Следя за ним далее, фарисеи увидели, что ученики Его срывали колосья и ели их в субботу (что было новым нарушением их «Закона»): «Вот ученики Твои делают, чего не должно делать в субботу».
Их вопросы всегда относились только к обрядам, но никогда — к вере или поведению: «Зачем ученики Твои преступают предание старцев? Ибо не умывают рук своих, когда едят хлеб»
«Лицемеры!» — отвечал Он — «Хорошо пророчествовал о вас Исаия, говоря: приближаются ко Мне люди сии устами своими и чтут меня языком; сердце же их далеко отстоит от Меня; но тщётно чтут Меня, уча учениям, заповедям человеческим».
Это было не в бровь, а в глаз: «Закон» был законом не Божьим, но законом левитов и фарисеев, другими словами, «заповедями че-ловеческими».

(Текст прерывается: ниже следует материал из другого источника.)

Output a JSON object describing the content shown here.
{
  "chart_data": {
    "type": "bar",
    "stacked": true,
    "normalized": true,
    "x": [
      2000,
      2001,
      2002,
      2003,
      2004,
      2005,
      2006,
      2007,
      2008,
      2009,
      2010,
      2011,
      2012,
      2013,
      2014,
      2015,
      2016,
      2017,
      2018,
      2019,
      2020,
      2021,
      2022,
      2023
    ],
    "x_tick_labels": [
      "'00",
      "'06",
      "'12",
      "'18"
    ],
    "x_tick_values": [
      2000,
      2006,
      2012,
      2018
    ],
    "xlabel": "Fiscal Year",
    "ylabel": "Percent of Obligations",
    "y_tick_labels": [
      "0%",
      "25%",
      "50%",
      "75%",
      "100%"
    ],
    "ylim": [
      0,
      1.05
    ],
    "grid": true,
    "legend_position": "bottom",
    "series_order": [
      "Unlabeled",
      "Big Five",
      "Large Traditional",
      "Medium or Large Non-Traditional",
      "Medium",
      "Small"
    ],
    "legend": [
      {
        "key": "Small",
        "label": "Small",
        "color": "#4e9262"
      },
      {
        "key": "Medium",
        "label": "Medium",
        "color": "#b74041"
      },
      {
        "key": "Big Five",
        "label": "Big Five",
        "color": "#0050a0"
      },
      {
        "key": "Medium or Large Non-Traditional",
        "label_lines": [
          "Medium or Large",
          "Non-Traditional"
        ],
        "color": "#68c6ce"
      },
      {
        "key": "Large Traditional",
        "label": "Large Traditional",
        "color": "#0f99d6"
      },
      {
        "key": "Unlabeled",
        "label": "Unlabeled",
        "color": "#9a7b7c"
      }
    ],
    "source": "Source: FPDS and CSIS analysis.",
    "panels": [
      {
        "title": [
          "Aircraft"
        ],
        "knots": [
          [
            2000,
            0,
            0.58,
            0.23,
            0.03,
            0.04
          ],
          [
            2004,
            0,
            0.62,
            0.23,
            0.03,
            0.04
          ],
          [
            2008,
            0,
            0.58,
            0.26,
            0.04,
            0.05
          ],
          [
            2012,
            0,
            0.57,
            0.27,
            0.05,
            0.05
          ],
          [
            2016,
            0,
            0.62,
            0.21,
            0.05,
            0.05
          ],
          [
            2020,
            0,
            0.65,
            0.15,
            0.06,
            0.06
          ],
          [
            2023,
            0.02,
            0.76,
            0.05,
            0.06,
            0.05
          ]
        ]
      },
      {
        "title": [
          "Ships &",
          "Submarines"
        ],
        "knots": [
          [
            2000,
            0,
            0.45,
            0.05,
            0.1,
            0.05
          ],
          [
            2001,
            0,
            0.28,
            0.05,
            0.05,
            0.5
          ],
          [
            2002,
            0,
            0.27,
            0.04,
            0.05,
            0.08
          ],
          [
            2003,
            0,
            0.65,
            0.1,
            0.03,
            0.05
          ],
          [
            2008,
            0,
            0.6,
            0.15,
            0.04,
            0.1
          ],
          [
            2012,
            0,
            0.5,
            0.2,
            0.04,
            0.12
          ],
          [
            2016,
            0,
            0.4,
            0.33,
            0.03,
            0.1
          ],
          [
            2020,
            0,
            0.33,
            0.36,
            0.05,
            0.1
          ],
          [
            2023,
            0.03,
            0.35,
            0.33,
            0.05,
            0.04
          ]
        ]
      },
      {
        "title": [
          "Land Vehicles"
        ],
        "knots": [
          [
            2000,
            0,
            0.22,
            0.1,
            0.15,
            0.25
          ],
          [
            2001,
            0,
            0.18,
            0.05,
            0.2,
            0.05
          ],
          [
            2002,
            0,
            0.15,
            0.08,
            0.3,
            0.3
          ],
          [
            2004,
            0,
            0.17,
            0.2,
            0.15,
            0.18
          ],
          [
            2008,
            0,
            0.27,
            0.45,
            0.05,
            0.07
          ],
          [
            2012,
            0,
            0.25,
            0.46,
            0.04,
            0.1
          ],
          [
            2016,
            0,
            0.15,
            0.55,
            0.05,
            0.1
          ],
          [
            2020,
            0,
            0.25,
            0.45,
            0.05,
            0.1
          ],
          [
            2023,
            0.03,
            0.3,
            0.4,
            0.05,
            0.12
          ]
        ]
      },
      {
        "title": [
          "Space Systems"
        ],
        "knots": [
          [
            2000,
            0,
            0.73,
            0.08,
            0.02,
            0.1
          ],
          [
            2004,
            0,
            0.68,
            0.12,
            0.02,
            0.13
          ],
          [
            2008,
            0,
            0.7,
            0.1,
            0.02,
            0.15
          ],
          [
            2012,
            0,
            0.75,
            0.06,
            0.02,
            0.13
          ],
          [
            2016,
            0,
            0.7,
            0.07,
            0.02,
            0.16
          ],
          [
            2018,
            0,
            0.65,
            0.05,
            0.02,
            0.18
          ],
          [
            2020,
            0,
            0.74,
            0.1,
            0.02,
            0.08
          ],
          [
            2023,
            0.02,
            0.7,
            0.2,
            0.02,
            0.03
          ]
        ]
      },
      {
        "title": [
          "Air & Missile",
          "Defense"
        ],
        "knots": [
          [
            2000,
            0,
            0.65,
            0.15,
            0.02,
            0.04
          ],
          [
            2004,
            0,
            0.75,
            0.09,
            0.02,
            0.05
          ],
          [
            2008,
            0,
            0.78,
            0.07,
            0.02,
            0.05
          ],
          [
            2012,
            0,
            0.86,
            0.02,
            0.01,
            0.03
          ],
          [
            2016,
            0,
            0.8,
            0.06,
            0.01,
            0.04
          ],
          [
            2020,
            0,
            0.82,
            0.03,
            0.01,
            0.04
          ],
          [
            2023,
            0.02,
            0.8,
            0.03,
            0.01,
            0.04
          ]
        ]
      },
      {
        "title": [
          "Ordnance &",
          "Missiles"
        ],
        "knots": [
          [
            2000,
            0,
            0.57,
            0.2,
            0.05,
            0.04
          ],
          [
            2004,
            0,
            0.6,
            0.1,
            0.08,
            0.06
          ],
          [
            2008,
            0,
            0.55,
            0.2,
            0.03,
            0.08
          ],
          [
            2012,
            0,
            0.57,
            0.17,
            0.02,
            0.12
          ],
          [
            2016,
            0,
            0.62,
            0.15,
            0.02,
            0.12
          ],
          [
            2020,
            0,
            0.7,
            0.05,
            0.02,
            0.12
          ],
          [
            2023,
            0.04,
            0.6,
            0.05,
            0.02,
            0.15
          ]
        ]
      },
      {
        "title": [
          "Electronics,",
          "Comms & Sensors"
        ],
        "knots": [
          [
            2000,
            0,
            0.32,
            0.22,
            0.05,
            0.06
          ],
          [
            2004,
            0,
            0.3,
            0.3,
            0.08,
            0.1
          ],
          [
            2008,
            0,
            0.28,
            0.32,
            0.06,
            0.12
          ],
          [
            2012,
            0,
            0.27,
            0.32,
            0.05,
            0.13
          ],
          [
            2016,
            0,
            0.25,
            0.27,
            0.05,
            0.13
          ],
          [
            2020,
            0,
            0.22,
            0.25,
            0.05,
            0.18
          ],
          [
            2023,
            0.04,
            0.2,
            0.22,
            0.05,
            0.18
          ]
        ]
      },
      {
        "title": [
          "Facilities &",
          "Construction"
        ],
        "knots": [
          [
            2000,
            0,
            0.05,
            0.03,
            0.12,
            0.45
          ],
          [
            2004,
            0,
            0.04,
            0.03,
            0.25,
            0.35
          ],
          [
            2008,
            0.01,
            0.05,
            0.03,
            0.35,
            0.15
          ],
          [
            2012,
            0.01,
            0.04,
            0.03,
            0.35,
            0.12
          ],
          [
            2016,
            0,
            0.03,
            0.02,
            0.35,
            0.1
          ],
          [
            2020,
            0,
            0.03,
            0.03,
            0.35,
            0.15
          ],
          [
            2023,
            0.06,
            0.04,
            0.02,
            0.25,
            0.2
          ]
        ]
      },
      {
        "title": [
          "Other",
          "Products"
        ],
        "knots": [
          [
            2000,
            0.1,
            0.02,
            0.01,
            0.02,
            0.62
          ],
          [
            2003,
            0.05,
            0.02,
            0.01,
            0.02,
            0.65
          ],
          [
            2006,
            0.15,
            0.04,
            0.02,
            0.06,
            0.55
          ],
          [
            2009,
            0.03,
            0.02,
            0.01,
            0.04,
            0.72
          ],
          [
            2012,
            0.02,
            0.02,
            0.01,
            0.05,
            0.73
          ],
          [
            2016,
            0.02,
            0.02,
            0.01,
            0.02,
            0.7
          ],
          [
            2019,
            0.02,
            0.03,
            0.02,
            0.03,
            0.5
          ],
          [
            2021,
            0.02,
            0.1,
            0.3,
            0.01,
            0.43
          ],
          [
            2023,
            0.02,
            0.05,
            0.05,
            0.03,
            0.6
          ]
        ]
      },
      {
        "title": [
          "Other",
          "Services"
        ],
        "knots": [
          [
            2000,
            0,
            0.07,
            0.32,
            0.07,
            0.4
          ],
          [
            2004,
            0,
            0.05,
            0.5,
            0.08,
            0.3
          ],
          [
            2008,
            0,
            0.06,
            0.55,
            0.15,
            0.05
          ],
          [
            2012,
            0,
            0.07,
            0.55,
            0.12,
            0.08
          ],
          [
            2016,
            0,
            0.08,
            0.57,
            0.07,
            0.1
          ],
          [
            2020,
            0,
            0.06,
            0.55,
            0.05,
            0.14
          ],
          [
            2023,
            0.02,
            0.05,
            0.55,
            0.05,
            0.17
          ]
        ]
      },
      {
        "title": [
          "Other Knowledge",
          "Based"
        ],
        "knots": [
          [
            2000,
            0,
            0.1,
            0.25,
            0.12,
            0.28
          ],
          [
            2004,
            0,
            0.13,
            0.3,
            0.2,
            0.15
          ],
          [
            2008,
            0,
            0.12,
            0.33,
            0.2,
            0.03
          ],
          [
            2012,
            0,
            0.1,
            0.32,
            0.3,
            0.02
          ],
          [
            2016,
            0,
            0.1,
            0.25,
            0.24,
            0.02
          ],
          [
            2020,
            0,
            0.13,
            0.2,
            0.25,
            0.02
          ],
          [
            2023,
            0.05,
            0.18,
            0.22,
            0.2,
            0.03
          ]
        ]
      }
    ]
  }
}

После этого, ни о каком компромиссе не могло быть речи, Иисус Христос отвратился от фарисеев, «и призвав народ сказал им: слушайте и разумейте. Не то, что входит в уста, оскверняет человека; но то, что выходит из уст, оскверняет человека».
Этим Он обличил ничтожность одной из наиболее ревниво охраняемых прерогатив священства, связанной с приготовлением и употреблением пищи и облечённой целым ритуалом убоя скота, выцеживания крови, с негодностью «того, что помирает само по себе» и т.д.
Всё это были, несомненно, «заповеди человеческие», хотя и приписываемые Моисею; строгому соблюдению этого диетического ритуала, под контролем фарисеев, придавалось ими первостепенное значение.
Вспомним, что для «искупления беззаконий, творимых народом», Иезекиилю было приказано есть хлеб, испечённый на человеческом кале; он же, в своё оправдание, сослался на безоговорочное выполнение им всех диетических предписаний, и тогда это приказание было несколько смягчено.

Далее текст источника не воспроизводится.